Don Luidens served on the faculty at Hope College from 1977 to 2014, serving as Sociology and Social Work Department chair from 1987 to 2002. His research has focused on the mainline Protestant community, with special emphasis on the Reformed Church in America. Among other research endeavors, Don represented the RCA in two Lilly funded projects, Faith Communities Today (FACT) and the Organizing Religious Work (ORW), both under the auspices of the Hartford Institute for Religion Research. He is co-author of Divided by a Common Heritage: The Christian Reformed Church and the Reformed Church in America at the beginning of the New Millennium (Eerdmans), Vanishing Boundaries: Religion of Mainline Protestant Baby Boomers (Westminster/John Knox) and co-editor of Rethinking Secularization (University Press of America), Reformed Vitality: Continuity and Change in the Face of Modernity (UPA), and Reformed Encounters with Modernity: Perspectives from Three Continents (Media-Com of South Africa).
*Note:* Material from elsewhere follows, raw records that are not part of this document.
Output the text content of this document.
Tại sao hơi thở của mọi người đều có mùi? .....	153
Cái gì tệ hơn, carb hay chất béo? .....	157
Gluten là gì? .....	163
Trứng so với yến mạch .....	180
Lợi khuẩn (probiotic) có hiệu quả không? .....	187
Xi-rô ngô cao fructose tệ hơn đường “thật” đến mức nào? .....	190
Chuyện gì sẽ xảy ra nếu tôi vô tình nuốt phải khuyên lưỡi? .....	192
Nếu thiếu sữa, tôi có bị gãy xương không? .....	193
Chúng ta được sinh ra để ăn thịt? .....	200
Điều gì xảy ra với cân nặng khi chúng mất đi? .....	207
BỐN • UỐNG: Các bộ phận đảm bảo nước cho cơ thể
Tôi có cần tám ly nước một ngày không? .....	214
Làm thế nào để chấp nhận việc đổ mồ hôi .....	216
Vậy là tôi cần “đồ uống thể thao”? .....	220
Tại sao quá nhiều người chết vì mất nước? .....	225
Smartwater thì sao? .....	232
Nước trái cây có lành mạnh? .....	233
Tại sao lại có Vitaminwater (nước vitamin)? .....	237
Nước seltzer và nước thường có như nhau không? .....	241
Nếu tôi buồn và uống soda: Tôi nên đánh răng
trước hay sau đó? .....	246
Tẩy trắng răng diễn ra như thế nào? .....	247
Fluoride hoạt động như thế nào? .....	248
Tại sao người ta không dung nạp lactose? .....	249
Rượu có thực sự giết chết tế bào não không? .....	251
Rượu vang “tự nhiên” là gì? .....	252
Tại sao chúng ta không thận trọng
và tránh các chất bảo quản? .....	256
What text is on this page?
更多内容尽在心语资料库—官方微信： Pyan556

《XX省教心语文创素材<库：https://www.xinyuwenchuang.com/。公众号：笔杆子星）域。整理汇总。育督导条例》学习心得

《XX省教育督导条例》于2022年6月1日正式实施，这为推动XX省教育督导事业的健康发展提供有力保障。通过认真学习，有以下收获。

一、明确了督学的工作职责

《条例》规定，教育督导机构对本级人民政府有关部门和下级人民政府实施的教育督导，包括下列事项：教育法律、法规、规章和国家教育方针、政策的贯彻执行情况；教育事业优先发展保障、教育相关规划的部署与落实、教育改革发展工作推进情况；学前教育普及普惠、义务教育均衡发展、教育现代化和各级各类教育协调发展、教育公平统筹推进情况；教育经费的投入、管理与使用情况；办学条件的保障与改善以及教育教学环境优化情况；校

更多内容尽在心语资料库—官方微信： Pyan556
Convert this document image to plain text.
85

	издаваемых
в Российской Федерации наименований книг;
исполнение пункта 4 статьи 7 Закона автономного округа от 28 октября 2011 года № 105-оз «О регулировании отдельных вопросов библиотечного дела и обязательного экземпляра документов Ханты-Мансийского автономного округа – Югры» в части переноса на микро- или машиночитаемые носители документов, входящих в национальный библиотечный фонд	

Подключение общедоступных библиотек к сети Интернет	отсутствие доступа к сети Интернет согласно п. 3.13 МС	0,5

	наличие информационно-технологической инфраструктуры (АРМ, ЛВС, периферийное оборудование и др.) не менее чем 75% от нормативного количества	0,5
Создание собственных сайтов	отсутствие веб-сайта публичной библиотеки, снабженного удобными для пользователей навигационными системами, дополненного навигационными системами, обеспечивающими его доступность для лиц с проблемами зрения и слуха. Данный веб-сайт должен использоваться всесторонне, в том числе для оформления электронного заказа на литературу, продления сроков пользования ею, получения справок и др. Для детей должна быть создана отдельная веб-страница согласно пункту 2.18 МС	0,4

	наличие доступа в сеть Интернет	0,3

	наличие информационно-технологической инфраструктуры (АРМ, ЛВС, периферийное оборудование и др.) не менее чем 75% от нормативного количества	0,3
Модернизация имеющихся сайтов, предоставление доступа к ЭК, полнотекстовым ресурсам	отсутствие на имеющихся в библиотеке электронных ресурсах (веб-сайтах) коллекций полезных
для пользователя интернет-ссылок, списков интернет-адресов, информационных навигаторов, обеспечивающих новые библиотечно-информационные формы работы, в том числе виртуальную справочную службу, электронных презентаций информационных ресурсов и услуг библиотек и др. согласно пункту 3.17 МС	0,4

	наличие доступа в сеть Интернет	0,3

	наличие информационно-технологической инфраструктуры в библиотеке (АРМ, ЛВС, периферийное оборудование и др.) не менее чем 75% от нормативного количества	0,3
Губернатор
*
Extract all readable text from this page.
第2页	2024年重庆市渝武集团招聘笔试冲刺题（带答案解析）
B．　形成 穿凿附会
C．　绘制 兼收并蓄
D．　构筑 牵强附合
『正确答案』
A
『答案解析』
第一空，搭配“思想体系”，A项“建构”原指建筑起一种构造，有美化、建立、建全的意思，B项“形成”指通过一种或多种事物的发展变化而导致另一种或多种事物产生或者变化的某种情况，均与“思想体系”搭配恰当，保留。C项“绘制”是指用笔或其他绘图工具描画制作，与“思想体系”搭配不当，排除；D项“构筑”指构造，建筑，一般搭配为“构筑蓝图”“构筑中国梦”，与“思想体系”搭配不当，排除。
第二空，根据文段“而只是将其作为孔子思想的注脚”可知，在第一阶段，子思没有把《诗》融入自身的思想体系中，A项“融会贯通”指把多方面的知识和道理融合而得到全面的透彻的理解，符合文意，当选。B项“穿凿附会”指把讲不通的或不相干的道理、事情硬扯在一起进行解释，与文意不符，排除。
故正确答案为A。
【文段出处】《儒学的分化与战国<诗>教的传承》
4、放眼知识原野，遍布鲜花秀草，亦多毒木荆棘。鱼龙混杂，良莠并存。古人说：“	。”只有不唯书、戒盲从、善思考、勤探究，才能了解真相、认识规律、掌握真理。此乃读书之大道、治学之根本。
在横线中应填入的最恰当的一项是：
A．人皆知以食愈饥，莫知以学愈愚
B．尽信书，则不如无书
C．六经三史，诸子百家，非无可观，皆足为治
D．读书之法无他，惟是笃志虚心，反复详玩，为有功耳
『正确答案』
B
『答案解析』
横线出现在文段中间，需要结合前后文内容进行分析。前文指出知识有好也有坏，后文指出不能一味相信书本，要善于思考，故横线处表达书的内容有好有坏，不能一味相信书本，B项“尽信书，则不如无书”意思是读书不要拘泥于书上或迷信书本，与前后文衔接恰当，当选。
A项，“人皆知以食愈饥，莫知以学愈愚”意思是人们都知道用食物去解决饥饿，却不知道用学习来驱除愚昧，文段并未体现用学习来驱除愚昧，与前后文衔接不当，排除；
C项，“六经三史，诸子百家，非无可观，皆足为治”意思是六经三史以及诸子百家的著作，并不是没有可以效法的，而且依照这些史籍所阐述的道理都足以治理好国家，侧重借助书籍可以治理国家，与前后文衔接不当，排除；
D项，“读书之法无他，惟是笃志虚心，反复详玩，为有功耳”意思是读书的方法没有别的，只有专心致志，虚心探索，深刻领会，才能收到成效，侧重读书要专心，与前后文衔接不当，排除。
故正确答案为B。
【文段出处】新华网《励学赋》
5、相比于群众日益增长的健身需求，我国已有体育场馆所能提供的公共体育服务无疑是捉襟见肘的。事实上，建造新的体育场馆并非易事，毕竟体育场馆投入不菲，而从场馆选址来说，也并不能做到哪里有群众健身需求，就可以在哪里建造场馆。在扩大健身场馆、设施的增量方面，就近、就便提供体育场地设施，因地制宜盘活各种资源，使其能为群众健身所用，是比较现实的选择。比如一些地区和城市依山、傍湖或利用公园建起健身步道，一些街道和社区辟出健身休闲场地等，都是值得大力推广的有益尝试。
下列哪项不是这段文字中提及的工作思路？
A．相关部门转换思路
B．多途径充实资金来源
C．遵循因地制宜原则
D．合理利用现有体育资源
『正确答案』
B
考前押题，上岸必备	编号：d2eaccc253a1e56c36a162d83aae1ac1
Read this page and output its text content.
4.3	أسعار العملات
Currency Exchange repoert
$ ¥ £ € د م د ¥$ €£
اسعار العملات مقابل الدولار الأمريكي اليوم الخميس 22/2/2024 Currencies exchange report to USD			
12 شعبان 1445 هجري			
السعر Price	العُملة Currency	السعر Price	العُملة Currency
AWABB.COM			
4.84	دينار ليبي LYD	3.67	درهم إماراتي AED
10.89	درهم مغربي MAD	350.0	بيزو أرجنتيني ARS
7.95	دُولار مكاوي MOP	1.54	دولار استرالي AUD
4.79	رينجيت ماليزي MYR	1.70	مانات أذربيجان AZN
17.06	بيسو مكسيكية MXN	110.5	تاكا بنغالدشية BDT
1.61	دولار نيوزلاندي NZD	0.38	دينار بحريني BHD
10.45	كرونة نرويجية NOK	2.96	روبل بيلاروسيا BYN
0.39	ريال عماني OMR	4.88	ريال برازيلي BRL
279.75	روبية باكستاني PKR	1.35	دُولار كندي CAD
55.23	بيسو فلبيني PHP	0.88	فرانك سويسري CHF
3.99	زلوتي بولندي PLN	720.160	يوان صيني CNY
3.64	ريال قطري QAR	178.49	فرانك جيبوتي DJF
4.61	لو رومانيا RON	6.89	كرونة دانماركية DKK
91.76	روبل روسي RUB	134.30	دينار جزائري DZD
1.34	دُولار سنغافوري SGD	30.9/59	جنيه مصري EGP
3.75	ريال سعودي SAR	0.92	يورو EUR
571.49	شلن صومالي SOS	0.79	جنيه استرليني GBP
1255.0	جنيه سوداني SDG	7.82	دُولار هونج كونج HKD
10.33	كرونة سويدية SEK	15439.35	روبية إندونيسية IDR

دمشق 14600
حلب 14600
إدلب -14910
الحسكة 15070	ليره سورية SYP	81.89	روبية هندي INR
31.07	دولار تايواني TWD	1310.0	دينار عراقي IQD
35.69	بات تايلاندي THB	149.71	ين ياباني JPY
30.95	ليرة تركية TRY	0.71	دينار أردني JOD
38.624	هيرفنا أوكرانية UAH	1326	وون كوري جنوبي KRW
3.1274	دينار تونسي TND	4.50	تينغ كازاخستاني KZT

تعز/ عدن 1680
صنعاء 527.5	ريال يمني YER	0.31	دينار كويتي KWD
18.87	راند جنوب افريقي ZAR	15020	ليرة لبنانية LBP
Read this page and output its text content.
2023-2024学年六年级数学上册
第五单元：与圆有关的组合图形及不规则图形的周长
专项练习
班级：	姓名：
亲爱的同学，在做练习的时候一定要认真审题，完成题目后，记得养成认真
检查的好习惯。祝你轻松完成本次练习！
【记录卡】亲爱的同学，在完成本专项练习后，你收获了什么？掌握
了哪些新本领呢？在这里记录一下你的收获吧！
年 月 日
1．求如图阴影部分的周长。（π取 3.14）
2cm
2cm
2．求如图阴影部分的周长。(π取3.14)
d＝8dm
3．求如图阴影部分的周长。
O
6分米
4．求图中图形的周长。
His articles have appeared in The Review of Religious Research, The Journal for the Scientific Study of Religion, Sociology of Religion, as well as Church Herald, Perspectives, Christian Century, and Reformed Review. Most recently, Don has studied the role of sports as a central factor in the identity of American collegians. This has involved an NCAA-funded study of ex-athletes at many private colleges. During the 2004-2005 academic year he worked at the Center of Inquiry in the Liberal Arts at Wabash College, Crawfordsville, Indiana on a project looking at college athletic recruitment.